Les chromatides jouent un rôle important lors de la division cellulaire, à la fois mitose et méiose. La mitose est la duplication de l'ADN et du noyau pour produire deux noyaux, ce qui entraîne la production de deux cellules filles génétiquement identiques à partir d'une seule cellule mère. La mitose est utilisée pour la croissance, la réparation et le remplacement de cellules. La méiose ne survient que dans les cellules reproductrices pour produire des cellules sexuelles ou des gamètes dont la moitié de la quantité d'ADN est la cellule mère.
Au cours de la phase initiale de la mitose, les chromosomes se condensent ou deviennent plus courts et plus épais. À ce stade, chaque paire de chromatides est visible lorsque le noyau est coloré. Les chromosomes s'alignent sur «l'équateur» de la cellule et les chromatides sont séparées. Chaque chromatide est tirée aux extrémités opposées, ou pôles, de la cellule afin qu'une nouvelle membrane nucléaire puisse se former autour d'elles et que la cellule puisse ensuite se diviser.
Une fois que la cellule a fini de se diviser, la mitose est terminée. À ce stade, les chromatides sont maintenant les chromosomes du nouveau noyau qu’elles habitent. Avant que la division cellulaire ne se reproduise, ils se répliquent pour garantir la présence de deux copies identiques de chaque chromosome.

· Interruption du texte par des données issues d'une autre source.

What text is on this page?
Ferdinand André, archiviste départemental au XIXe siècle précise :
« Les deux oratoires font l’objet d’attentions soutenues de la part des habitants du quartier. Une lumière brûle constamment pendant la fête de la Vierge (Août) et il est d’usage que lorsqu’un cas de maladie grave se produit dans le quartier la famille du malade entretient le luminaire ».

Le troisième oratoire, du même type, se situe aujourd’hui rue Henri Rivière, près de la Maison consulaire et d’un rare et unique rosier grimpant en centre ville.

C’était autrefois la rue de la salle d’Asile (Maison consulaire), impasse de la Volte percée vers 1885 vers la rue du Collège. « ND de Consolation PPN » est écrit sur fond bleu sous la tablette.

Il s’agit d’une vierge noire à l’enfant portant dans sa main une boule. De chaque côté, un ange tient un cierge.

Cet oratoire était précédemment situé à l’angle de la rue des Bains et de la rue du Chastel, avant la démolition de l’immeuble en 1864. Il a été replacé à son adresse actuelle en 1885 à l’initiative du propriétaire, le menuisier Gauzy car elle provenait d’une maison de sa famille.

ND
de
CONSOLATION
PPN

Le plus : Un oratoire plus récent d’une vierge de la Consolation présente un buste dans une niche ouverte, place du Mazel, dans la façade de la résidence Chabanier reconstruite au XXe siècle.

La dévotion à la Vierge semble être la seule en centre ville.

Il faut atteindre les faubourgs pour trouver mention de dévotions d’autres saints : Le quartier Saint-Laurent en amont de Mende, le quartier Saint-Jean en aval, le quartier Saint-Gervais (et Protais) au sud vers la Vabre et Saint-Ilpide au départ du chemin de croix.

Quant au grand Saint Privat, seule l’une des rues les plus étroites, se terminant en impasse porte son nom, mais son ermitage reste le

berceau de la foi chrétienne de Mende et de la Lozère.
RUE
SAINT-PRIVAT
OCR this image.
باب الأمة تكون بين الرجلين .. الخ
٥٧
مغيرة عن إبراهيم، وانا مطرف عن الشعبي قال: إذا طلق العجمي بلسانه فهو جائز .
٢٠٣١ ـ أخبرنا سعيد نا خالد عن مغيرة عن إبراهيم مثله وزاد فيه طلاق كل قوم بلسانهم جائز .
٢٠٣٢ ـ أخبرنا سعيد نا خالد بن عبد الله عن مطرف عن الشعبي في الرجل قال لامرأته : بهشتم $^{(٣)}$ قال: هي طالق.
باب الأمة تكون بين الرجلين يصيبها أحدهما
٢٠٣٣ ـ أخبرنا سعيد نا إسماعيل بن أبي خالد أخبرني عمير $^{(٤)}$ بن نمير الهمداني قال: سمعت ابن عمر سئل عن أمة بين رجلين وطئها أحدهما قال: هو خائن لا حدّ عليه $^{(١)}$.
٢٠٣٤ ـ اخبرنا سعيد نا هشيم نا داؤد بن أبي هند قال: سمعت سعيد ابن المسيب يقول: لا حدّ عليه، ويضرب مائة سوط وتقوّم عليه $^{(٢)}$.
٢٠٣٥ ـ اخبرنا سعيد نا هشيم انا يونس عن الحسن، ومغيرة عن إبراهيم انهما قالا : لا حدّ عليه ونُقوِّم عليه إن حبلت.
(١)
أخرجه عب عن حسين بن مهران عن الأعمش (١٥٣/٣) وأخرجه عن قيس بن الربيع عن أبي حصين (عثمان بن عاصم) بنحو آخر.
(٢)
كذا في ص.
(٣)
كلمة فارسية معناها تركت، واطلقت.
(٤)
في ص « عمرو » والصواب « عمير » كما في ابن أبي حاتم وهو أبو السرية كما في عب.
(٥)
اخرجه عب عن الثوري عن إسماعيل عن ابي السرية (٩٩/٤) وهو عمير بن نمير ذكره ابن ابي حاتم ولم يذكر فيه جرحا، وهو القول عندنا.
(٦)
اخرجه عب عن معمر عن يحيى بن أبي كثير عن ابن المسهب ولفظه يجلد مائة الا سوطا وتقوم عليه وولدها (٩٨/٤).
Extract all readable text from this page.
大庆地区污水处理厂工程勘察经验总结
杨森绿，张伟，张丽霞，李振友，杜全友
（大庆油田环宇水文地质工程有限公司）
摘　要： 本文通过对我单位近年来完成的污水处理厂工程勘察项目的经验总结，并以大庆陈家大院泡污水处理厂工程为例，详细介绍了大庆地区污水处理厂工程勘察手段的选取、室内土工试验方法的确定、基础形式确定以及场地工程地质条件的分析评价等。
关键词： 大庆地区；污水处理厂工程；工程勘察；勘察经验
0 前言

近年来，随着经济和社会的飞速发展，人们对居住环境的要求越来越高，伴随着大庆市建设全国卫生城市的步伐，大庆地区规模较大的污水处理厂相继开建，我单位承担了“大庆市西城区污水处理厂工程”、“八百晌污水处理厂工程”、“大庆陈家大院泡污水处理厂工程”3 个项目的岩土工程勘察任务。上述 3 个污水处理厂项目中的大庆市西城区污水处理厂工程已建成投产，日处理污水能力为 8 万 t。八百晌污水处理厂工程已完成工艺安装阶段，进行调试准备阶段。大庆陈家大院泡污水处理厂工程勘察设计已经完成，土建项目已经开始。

Au cours de la méiose, un processus similaire se produit. La principale différence entre les deux est que la méiose est composée de deux divisions mitotiques. Au cours de la première division, les paires de chromosomes s'alignent le long de l'équateur et se séparent. Les cellules résultantes ne contiennent plus que la moitié de l'ADN, car elles ne possèdent qu'une seule copie de chaque chromosome. Tous les chromosomes sont encore complètement intacts et sont constitués de deux chromatides soeurs.
La deuxième division de la méiose est identique à la mitose. Les chromosomes s'alignent le long de l'équateur et les chromatides sont séparées pour séparer les pôles de la cellule. Un nouveau noyau se forme et la cellule se divise. Les cellules résultantes ne sont pas génétiquement identiques, car elles ne possèdent que la moitié de l'ADN de la cellule mère initiale.
La diversité génétique peut encore être accrue par les chromatides au cours de la méiose. Au stade prophase de la méiose I, ou de la première division, une chromatide d’un chromosome peut se croiser avec une chromatide d’un chromosome différent. Lorsque les paires de chromosomes identiques, un de chaque parent, s'alignent le long de l'équateur de la cellule, les chromatides peuvent se tordre l'une l'autre. Les fragments de chaque chromatide peuvent basculer sur l'autre chromosome, modifiant ainsi les gènes présents sur le chromosome initial. En modifiant les informations génétiques sur les chromosomes, des cellules filles non identiques se forment, ce qui peut augmenter la diversité génétique.